How The Cultural Left Morphed Into A Capitalist Movement
An odd effect of the cultural left’s growing control over our institutions is that corporatists now hold even more influence over American politics. Leftists are literally begging them to increase their political power. It’s weird.
The cultural left is ideologically rooted in anti-capitalism, but its recent obsession with using corporations to restrict the boundaries of acceptable political thought and debate suggest many young leftists aren’t as anti-capitalist as they like to imagine. Take Colin Kaepernick, who last year approvingly tweeted this passage from Robert L. Allen’s “Black Awakening in Capitalist America,” which criticizes “black capitalism” and efforts that “weld the black communities more firmly into the structure of American corporate capitalism.”
That’s a strange sentiment from a man who is now enmeshed financially with Disney and Nike. Kaepernick is intentionally using major corporate brands to promote his cultural ideology, which is purportedly rooted in anti-capitalist goals. Advancing a mission by exploiting American consumer culture is, of course, extremely capitalist. Profiting off multinational corporate empires is too. (Even playing in the NFL would implicate him in the terrifying crime of capitalism.)
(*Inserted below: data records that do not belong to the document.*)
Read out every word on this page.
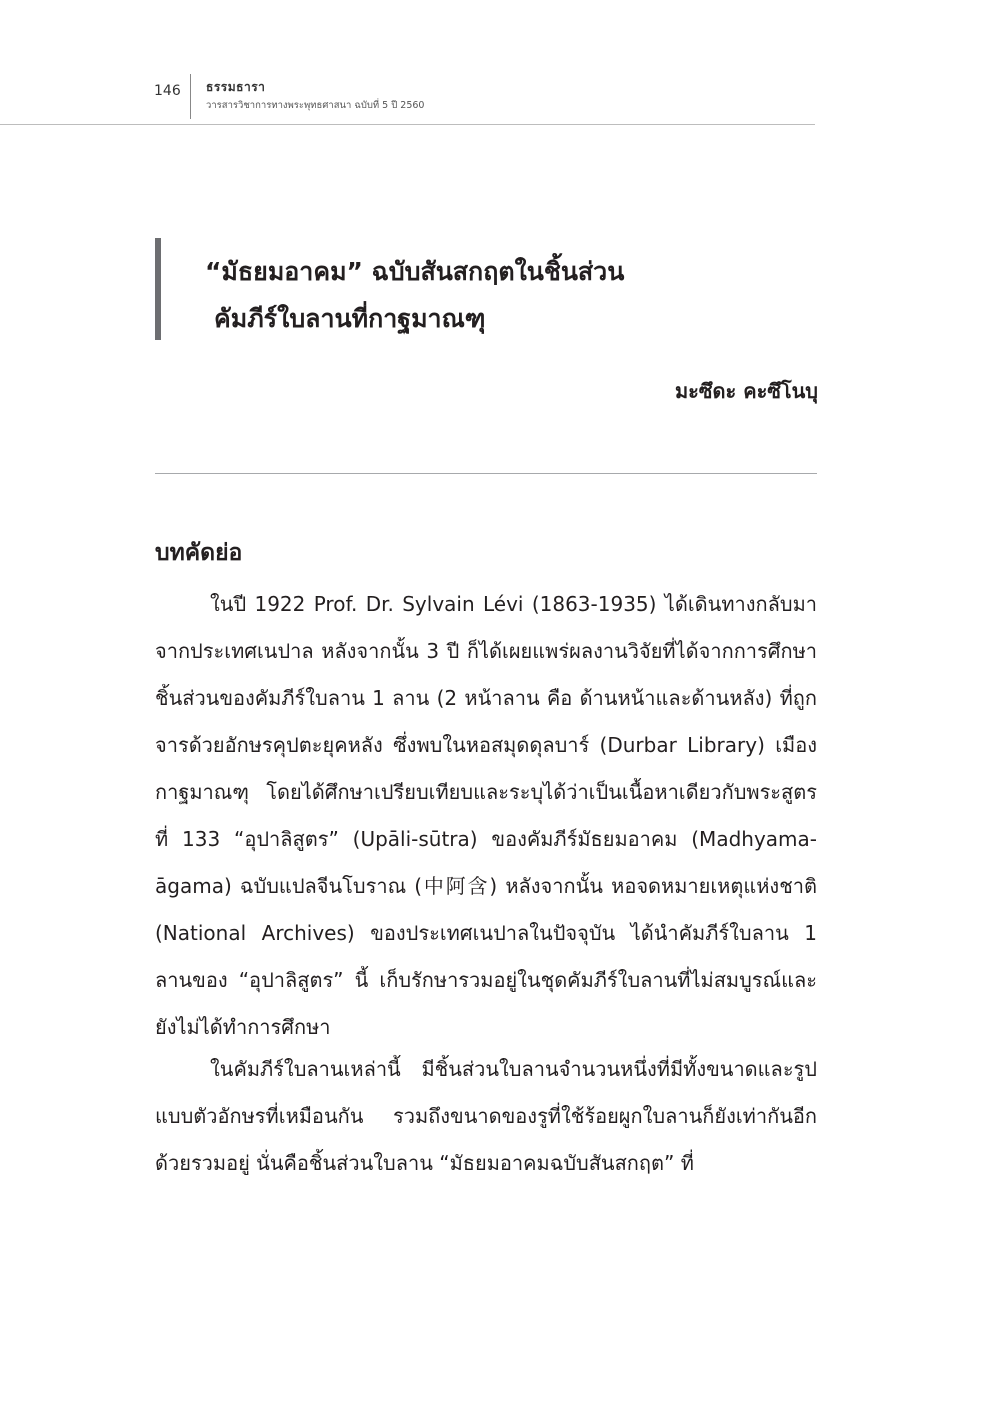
146 ธรรมธารา
วารสารวิชาการทางพระพุทธศาสนา ฉบับที่ 5 ปี 2560
“มัธยมอาคม” ฉบับสันสกฤตในชิ้นส่วน
คัมภีร์ใบลานที่กาฐมาณฑุ
มะซึดะ คะซึโนบุ
บทคัดย่อ
ในปี 1922 Prof. Dr. Sylvain Lévi (1863-1935) ได้เดินทางกลับมาจากประเทศเนปาล หลังจากนั้น 3 ปี ก็ได้เผยแพร่ผลงานวิจัยที่ได้จากการศึกษาชิ้นส่วนของคัมภีร์ใบลาน 1 ลาน (2 หน้าลาน คือ ด้านหน้าและด้านหลัง) ที่ถูกจารด้วยอักษรคุปตะยุคหลัง ซึ่งพบในหอสมุดดุลบาร์ (Durbar Library) เมืองกาฐมาณฑุ โดยได้ศึกษาเปรียบเทียบและระบุได้ว่าเป็นเนื้อหาเดียวกับพระสูตรที่ 133 “อุปาลิสูตร” (Upāli-sūtra) ของคัมภีร์มัธยมอาคม (Madhyama-āgama) ฉบับแปลจีนโบราณ (中阿含) หลังจากนั้น หอจดหมายเหตุแห่งชาติ (National Archives) ของประเทศเนปาลในปัจจุบัน ได้นำคัมภีร์ใบลาน 1 ลานของ “อุปาลิสูตร” นี้ เก็บรักษารวมอยู่ในชุดคัมภีร์ใบลานที่ไม่สมบูรณ์และยังไม่ได้ทำการศึกษา
ในคัมภีร์ใบลานเหล่านี้ มีชิ้นส่วนใบลานจำนวนหนึ่งที่มีทั้งขนาดและรูปแบบตัวอักษรที่เหมือนกัน รวมถึงขนาดของรูที่ใช้ร้อยผูกใบลานก็ยังเท่ากันอีกด้วยรวมอยู่ นั่นคือชิ้นส่วนใบลาน “มัธยมอาคมฉบับสันสกฤต” ที่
Kaepernick’s example is representative of a much broader trend, including other “radical” celebrities who depend on and perpetuate the capitalist system. Take the left’s advertising boycotts against journalists like Tucker Carlson, which breathlessly demand corporations police political speech by starving news outlets of advertising revenue. Such campaigns only give corporations more control over the fourth estate.
Leftists demand white liberal CEOs use their corporate might to change team names that don’t offend the allegedly marginalized parties, and applaud their actions. They screech obsessively for tech moguls to enforce leftist standards of speech on their enormous platforms. While this accomplishes the far left’s cultural goals, it clearly undercuts their economic ones, which they claim are necessarily connected.
To be clear, the cultural left is certainly not co-opting the capitalist system. Capitalists are using the cultural left to promote their brand and increase their profits. Convinced target demographics will reward virtue signaling. Perhaps someone like Kaepernick believes his charity work offsets his personal involvement with Nike or Disney. That doesn’t make it any less capitalist, or make his work any less of a boost to the brand. (Or so they think, at least.)
There’s a legitimate question to be asked of what makes an authentic leftist in 2020. The far left claims its cultural goals are inextricably intertwined with anti-capitalism, and then begs capitalists to promote its values, which only gives the capitalists more money and more power. That’s why they’re doing it.
The other consequence, of course, is that those corporatists who perpetuate the capitalist system amass even more control over our politics. They are the people ultimately being given more authority over political discourse as a result of the left’s insistence on this incoherent blend of capitalism and progressivism. Activists may be convinced it’s a ground-up movement, from leftist activists to beguiled elites, but however you slice it, the result is more political power in the hands of the ultra-powerful corporate class. They are not being duped into dismantling capitalism.
Leftists loves to chatter in the abstract about the inextricable intertwinement of their cultural goals and anti-capitalism. That, however, renders those theories incompatible with the strain of leftism that’s developed in the age of social media, which openly asks corporatists to take more power over our politics, pushing for cultural wins that bring economic losses.